With more room to grow, Primeau says he sees Boreal making its way into more retail outlets and grocers in western Quebec. “We have already started tapping into these markets, getting our name in the local communities,” he says. “We’re also looking into more seasonal seafood items. I have done a lot of research in terms of slower times in the past to see what we can do to keep business moving through the slower winter months.”

Boreal is also looking into prepared seafood items and ready-to-eat products often found in the deli area of the grocery store. “My primary goal, as a manager, is to keep my people working,” says Primeau. “I don’t want to have to lay anyone off through the slow season.”

Not only does winter bring a slower flow of product, but getting product to the stores presents a challenge. “Weather is often an obstacle,” says Primeau. “The East Coast had a terrible winter this year and it was often difficult to get shipments in.

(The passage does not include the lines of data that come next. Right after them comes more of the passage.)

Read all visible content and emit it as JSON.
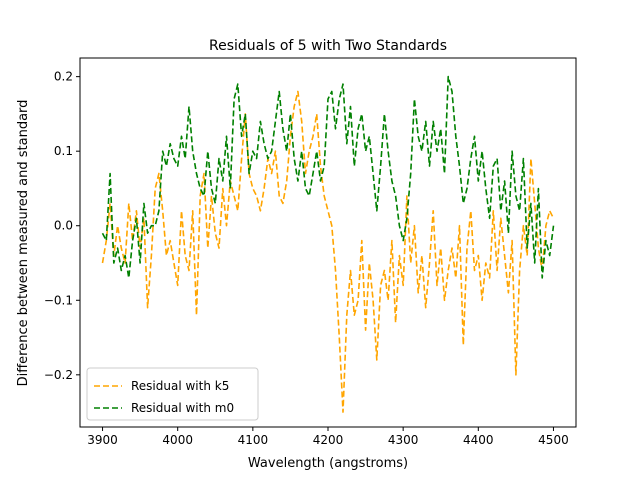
{
  "chart_data": {
    "type": "line",
    "title": "Residuals of 5 with Two Standards",
    "xlabel": "Wavelength (angstroms)",
    "ylabel": "Difference between measured and standard",
    "xlim": [
      3870,
      4530
    ],
    "ylim": [
      -0.27,
      0.225
    ],
    "xticks": [
      3900,
      4000,
      4100,
      4200,
      4300,
      4400,
      4500
    ],
    "yticks": [
      -0.2,
      -0.1,
      0.0,
      0.1,
      0.2
    ],
    "xtick_labels": [
      "3900",
      "4000",
      "4100",
      "4200",
      "4300",
      "4400",
      "4500"
    ],
    "ytick_labels": [
      "−0.2",
      "−0.1",
      "0.0",
      "0.1",
      "0.2"
    ],
    "grid": false,
    "legend_position": "lower-left",
    "series": [
      {
        "name": "Residual with k5",
        "color": "#ffa500",
        "style": "dashed",
        "x": [
          3900,
          3905,
          3910,
          3915,
          3920,
          3925,
          3930,
          3935,
          3940,
          3945,
          3950,
          3955,
          3960,
          3965,
          3970,
          3975,
          3980,
          3985,
          3990,
          3995,
          4000,
          4005,
          4010,
          4015,
          4020,
          4025,
          4030,
          4035,
          4040,
          4045,
          4050,
          4055,
          4060,
          4065,
          4070,
          4075,
          4080,
          4085,
          4090,
          4095,
          4100,
          4105,
          4110,
          4115,
          4120,
          4125,
          4130,
          4135,
          4140,
          4145,
          4150,
          4155,
          4160,
          4165,
          4170,
          4175,
          4180,
          4185,
          4190,
          4195,
          4200,
          4205,
          4210,
          4215,
          4220,
          4225,
          4230,
          4235,
          4240,
          4245,
          4250,
          4255,
          4260,
          4265,
          4270,
          4275,
          4280,
          4285,
          4290,
          4295,
          4300,
          4305,
          4310,
          4315,
          4320,
          4325,
          4330,
          4335,
          4340,
          4345,
          4350,
          4355,
          4360,
          4365,
          4370,
          4375,
          4380,
          4385,
          4390,
          4395,
          4400,
          4405,
          4410,
          4415,
          4420,
          4425,
          4430,
          4435,
          4440,
          4445,
          4450,
          4455,
          4460,
          4465,
          4470,
          4475,
          4480,
          4485,
          4490,
          4495,
          4500
        ],
        "y": [
          -0.05,
          -0.02,
          0.03,
          -0.04,
          0.0,
          -0.03,
          -0.05,
          0.03,
          -0.02,
          0.02,
          -0.03,
          0.01,
          -0.11,
          -0.04,
          0.05,
          0.07,
          0.02,
          -0.04,
          -0.02,
          -0.05,
          -0.08,
          0.02,
          -0.04,
          -0.06,
          0.02,
          -0.12,
          0.04,
          0.07,
          -0.03,
          0.04,
          -0.01,
          -0.03,
          0.05,
          0.0,
          0.06,
          0.04,
          0.02,
          0.09,
          0.15,
          0.07,
          0.05,
          0.04,
          0.02,
          0.05,
          0.09,
          0.07,
          0.1,
          0.04,
          0.03,
          0.06,
          0.12,
          0.16,
          0.18,
          0.14,
          0.07,
          0.1,
          0.12,
          0.15,
          0.08,
          0.04,
          0.02,
          0.0,
          -0.06,
          -0.15,
          -0.25,
          -0.12,
          -0.06,
          -0.12,
          -0.1,
          -0.02,
          -0.14,
          -0.05,
          -0.1,
          -0.18,
          -0.08,
          -0.06,
          -0.1,
          -0.02,
          -0.13,
          -0.04,
          -0.08,
          0.04,
          -0.05,
          0.0,
          -0.09,
          -0.04,
          -0.11,
          -0.05,
          0.02,
          -0.08,
          -0.03,
          -0.1,
          -0.06,
          -0.03,
          -0.07,
          0.0,
          -0.16,
          -0.03,
          0.02,
          -0.06,
          -0.04,
          -0.1,
          -0.05,
          -0.07,
          0.02,
          -0.06,
          0.01,
          -0.04,
          -0.09,
          -0.02,
          -0.2,
          -0.06,
          0.0,
          -0.04,
          0.09,
          0.03,
          -0.03,
          -0.06,
          0.0,
          0.02,
          0.01
        ]
      },
      {
        "name": "Residual with m0",
        "color": "#008000",
        "style": "dashed",
        "x": [
          3900,
          3905,
          3910,
          3915,
          3920,
          3925,
          3930,
          3935,
          3940,
          3945,
          3950,
          3955,
          3960,
          3965,
          3970,
          3975,
          3980,
          3985,
          3990,
          3995,
          4000,
          4005,
          4010,
          4015,
          4020,
          4025,
          4030,
          4035,
          4040,
          4045,
          4050,
          4055,
          4060,
          4065,
          4070,
          4075,
          4080,
          4085,
          4090,
          4095,
          4100,
          4105,
          4110,
          4115,
          4120,
          4125,
          4130,
          4135,
          4140,
          4145,
          4150,
          4155,
          4160,
          4165,
          4170,
          4175,
          4180,
          4185,
          4190,
          4195,
          4200,
          4205,
          4210,
          4215,
          4220,
          4225,
          4230,
          4235,
          4240,
          4245,
          4250,
          4255,
          4260,
          4265,
          4270,
          4275,
          4280,
          4285,
          4290,
          4295,
          4300,
          4305,
          4310,
          4315,
          4320,
          4325,
          4330,
          4335,
          4340,
          4345,
          4350,
          4355,
          4360,
          4365,
          4370,
          4375,
          4380,
          4385,
          4390,
          4395,
          4400,
          4405,
          4410,
          4415,
          4420,
          4425,
          4430,
          4435,
          4440,
          4445,
          4450,
          4455,
          4460,
          4465,
          4470,
          4475,
          4480,
          4485,
          4490,
          4495,
          4500
        ],
        "y": [
          -0.01,
          -0.02,
          0.07,
          -0.05,
          -0.03,
          -0.06,
          -0.04,
          -0.07,
          -0.02,
          0.01,
          -0.05,
          0.03,
          -0.01,
          0.0,
          0.0,
          0.02,
          0.1,
          0.08,
          0.11,
          0.09,
          0.08,
          0.12,
          0.09,
          0.16,
          0.1,
          0.07,
          0.05,
          0.04,
          0.1,
          0.05,
          0.03,
          0.09,
          0.06,
          0.12,
          0.05,
          0.17,
          0.19,
          0.12,
          0.15,
          0.07,
          0.1,
          0.09,
          0.14,
          0.11,
          0.09,
          0.1,
          0.14,
          0.18,
          0.13,
          0.1,
          0.15,
          0.09,
          0.06,
          0.1,
          0.05,
          0.04,
          0.07,
          0.1,
          0.06,
          0.08,
          0.17,
          0.18,
          0.13,
          0.17,
          0.19,
          0.11,
          0.16,
          0.08,
          0.13,
          0.15,
          0.1,
          0.12,
          0.07,
          0.02,
          0.08,
          0.15,
          0.1,
          0.06,
          0.04,
          0.0,
          -0.02,
          0.01,
          0.07,
          0.17,
          0.12,
          0.1,
          0.14,
          0.08,
          0.14,
          0.1,
          0.13,
          0.07,
          0.2,
          0.18,
          0.12,
          0.08,
          0.03,
          0.05,
          0.09,
          0.12,
          0.06,
          0.1,
          0.05,
          0.01,
          0.08,
          0.09,
          0.02,
          0.06,
          -0.01,
          0.1,
          0.04,
          0.02,
          0.09,
          -0.03,
          0.03,
          -0.05,
          0.05,
          -0.07,
          -0.02,
          -0.04,
          0.0
        ]
      }
    ]
  }
}
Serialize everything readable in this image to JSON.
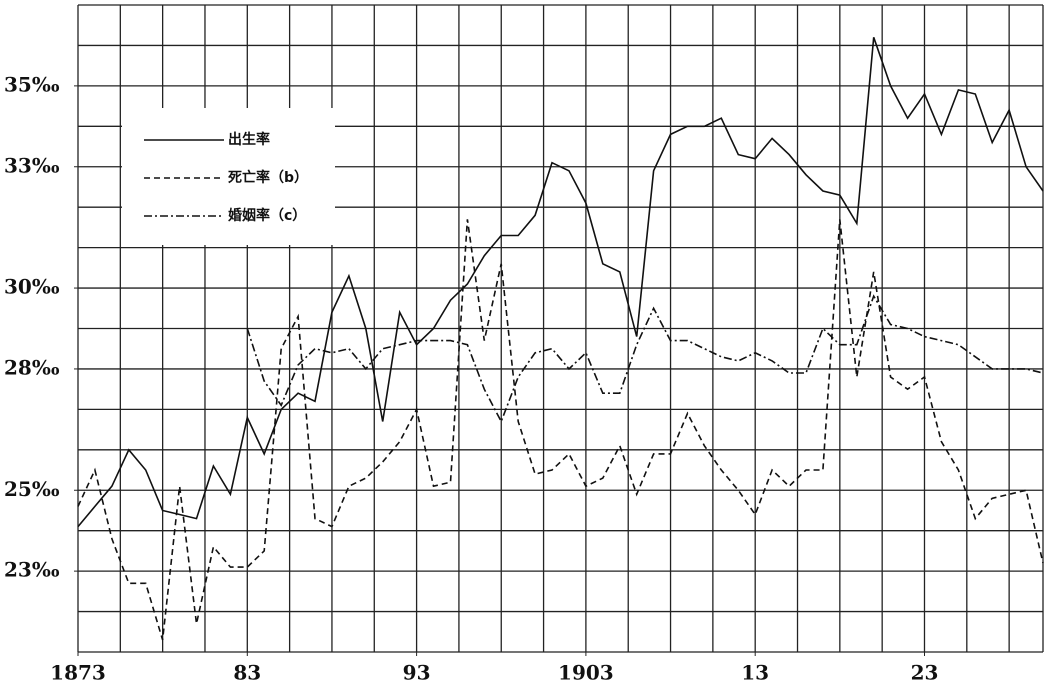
{
  "chart_data": {
    "type": "line",
    "x": [
      1873,
      1874,
      1875,
      1876,
      1877,
      1878,
      1879,
      1880,
      1881,
      1882,
      1883,
      1884,
      1885,
      1886,
      1887,
      1888,
      1889,
      1890,
      1891,
      1892,
      1893,
      1894,
      1895,
      1896,
      1897,
      1898,
      1899,
      1900,
      1901,
      1902,
      1903,
      1904,
      1905,
      1906,
      1907,
      1908,
      1909,
      1910,
      1911,
      1912,
      1913,
      1914,
      1915,
      1916,
      1917,
      1918,
      1919,
      1920,
      1921,
      1922,
      1923,
      1924,
      1925,
      1926,
      1927,
      1928,
      1929,
      1930
    ],
    "series": [
      {
        "name": "出生率",
        "color": "#111",
        "style": "solid",
        "values": [
          24.1,
          24.6,
          25.1,
          26.0,
          25.5,
          24.5,
          24.4,
          24.3,
          25.6,
          24.9,
          26.8,
          25.9,
          27.0,
          27.4,
          27.2,
          29.4,
          30.3,
          29.0,
          26.7,
          29.4,
          28.6,
          29.0,
          29.7,
          30.1,
          30.8,
          31.3,
          31.3,
          31.8,
          33.1,
          32.9,
          32.1,
          30.6,
          30.4,
          28.8,
          32.9,
          33.8,
          34.0,
          34.0,
          34.2,
          33.3,
          33.2,
          33.7,
          33.3,
          32.8,
          32.4,
          32.3,
          31.6,
          36.2,
          35.0,
          34.2,
          34.8,
          33.8,
          34.9,
          34.8,
          33.6,
          34.4,
          33.0,
          32.4
        ]
      },
      {
        "name": "死亡率（b）",
        "color": "#111",
        "style": "dashed",
        "values": [
          24.6,
          25.5,
          23.8,
          22.7,
          22.7,
          21.3,
          25.1,
          21.7,
          23.6,
          23.1,
          23.1,
          23.5,
          28.5,
          29.3,
          24.3,
          24.1,
          25.1,
          25.3,
          25.7,
          26.2,
          27.0,
          25.1,
          25.2,
          31.7,
          28.7,
          30.6,
          26.7,
          25.4,
          25.5,
          25.9,
          25.1,
          25.3,
          26.1,
          24.9,
          25.9,
          25.9,
          26.9,
          26.1,
          25.5,
          25.0,
          24.4,
          25.5,
          25.1,
          25.5,
          25.5,
          31.7,
          27.8,
          30.4,
          27.8,
          27.5,
          27.8,
          26.2,
          25.5,
          24.3,
          24.8,
          24.9,
          25.0,
          23.2
        ]
      },
      {
        "name": "婚姻率（c）",
        "color": "#111",
        "style": "dashdot",
        "values": [
          null,
          null,
          null,
          null,
          null,
          null,
          null,
          null,
          null,
          null,
          29.0,
          27.7,
          27.1,
          28.1,
          28.5,
          28.4,
          28.5,
          28.0,
          28.5,
          28.6,
          28.7,
          28.7,
          28.7,
          28.6,
          27.5,
          26.7,
          27.8,
          28.4,
          28.5,
          28.0,
          28.4,
          27.4,
          27.4,
          28.6,
          29.5,
          28.7,
          28.7,
          28.5,
          28.3,
          28.2,
          28.4,
          28.2,
          27.9,
          27.9,
          29.0,
          28.6,
          28.6,
          29.8,
          29.1,
          29.0,
          28.8,
          28.7,
          28.6,
          28.3,
          28.0,
          28.0,
          28.0,
          27.9
        ]
      }
    ],
    "xlim": [
      1873,
      1930
    ],
    "xticks": [
      1873,
      {
        "value": 1883,
        "label": "83"
      },
      {
        "value": 1893,
        "label": "93"
      },
      1903,
      {
        "value": 1913,
        "label": "13"
      },
      {
        "value": 1923,
        "label": "23"
      }
    ],
    "ylim": [
      21,
      37
    ],
    "yticks": [
      {
        "value": 23,
        "label": "23‰"
      },
      {
        "value": 25,
        "label": "25‰"
      },
      {
        "value": 28,
        "label": "28‰"
      },
      {
        "value": 30,
        "label": "30‰"
      },
      {
        "value": 33,
        "label": "33‰"
      },
      {
        "value": 35,
        "label": "35‰"
      }
    ],
    "xgrid": [
      1873,
      1875.5,
      1878,
      1880.5,
      1883,
      1885.5,
      1888,
      1890.5,
      1893,
      1895.5,
      1898,
      1900.5,
      1903,
      1905.5,
      1908,
      1910.5,
      1913,
      1915.5,
      1918,
      1920.5,
      1923,
      1925.5,
      1928,
      1930
    ],
    "ygrid": [
      21,
      22,
      23,
      24,
      25,
      26,
      27,
      28,
      29,
      30,
      31,
      32,
      33,
      34,
      35,
      36,
      37
    ],
    "grid": true,
    "legend": "upper left"
  }
}
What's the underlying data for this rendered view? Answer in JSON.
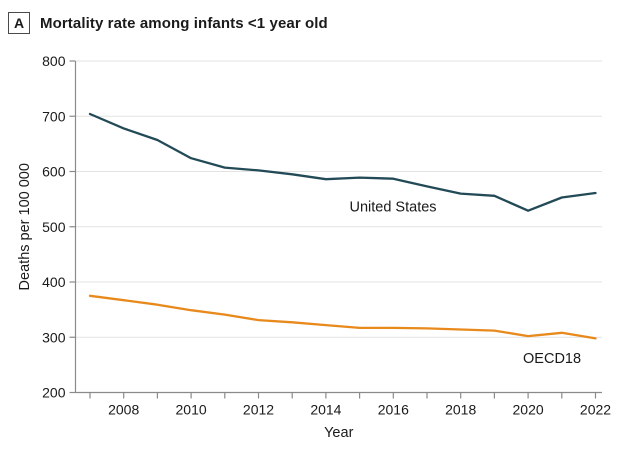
{
  "panel": {
    "letter": "A",
    "title": "Mortality rate among infants <1 year old"
  },
  "chart_data": {
    "type": "line",
    "title": "Mortality rate among infants <1 year old",
    "xlabel": "Year",
    "ylabel": "Deaths per 100 000",
    "x": [
      2007,
      2008,
      2009,
      2010,
      2011,
      2012,
      2013,
      2014,
      2015,
      2016,
      2017,
      2018,
      2019,
      2020,
      2021,
      2022
    ],
    "series": [
      {
        "name": "United States",
        "color": "#234a57",
        "values": [
          704,
          678,
          657,
          624,
          607,
          602,
          595,
          586,
          589,
          587,
          573,
          560,
          556,
          529,
          553,
          561
        ]
      },
      {
        "name": "OECD18",
        "color": "#e8891c",
        "values": [
          375,
          367,
          359,
          349,
          341,
          331,
          327,
          322,
          317,
          317,
          316,
          314,
          312,
          302,
          308,
          298
        ]
      }
    ],
    "ylim": [
      200,
      800
    ],
    "yticks": [
      200,
      300,
      400,
      500,
      600,
      700,
      800
    ],
    "xticks_minor_every_year": true,
    "xtick_labels": [
      "2008",
      "2010",
      "2012",
      "2014",
      "2016",
      "2018",
      "2020",
      "2022"
    ],
    "grid": "horizontal",
    "legend_position": "inline-labels",
    "annotations": [
      {
        "text": "United States",
        "x": 2014.7,
        "y": 528,
        "series": "United States"
      },
      {
        "text": "OECD18",
        "x": 2019.85,
        "y": 253,
        "series": "OECD18"
      }
    ]
  },
  "colors": {
    "us_line": "#234a57",
    "oecd_line": "#e8891c",
    "grid": "#e3e3e3",
    "axis": "#8a8a8a",
    "text": "#1a1a1a"
  }
}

For at least a month now we were without mussels and those are a big seller. Salmon and farm trout were also held up. We just hope for nice, sunny weather and no shipping delays.”

Boreal certainly can’t control the weather, nor the exchange rate between the Canadian and U.S. dollar. “This has put a strain on business lately, but from an economic standpoint, I think now is a great time to be in the seafood business,” says Primeau. “The economic outlook is good and there is a lot of money to be made in this industry.”

Indeed, consumer demand is up and the seafood industry is moving at a steady clip. With new facility on the way and custom-order capabilities, Boreal Food Ltd. is well positioned to ride the wave.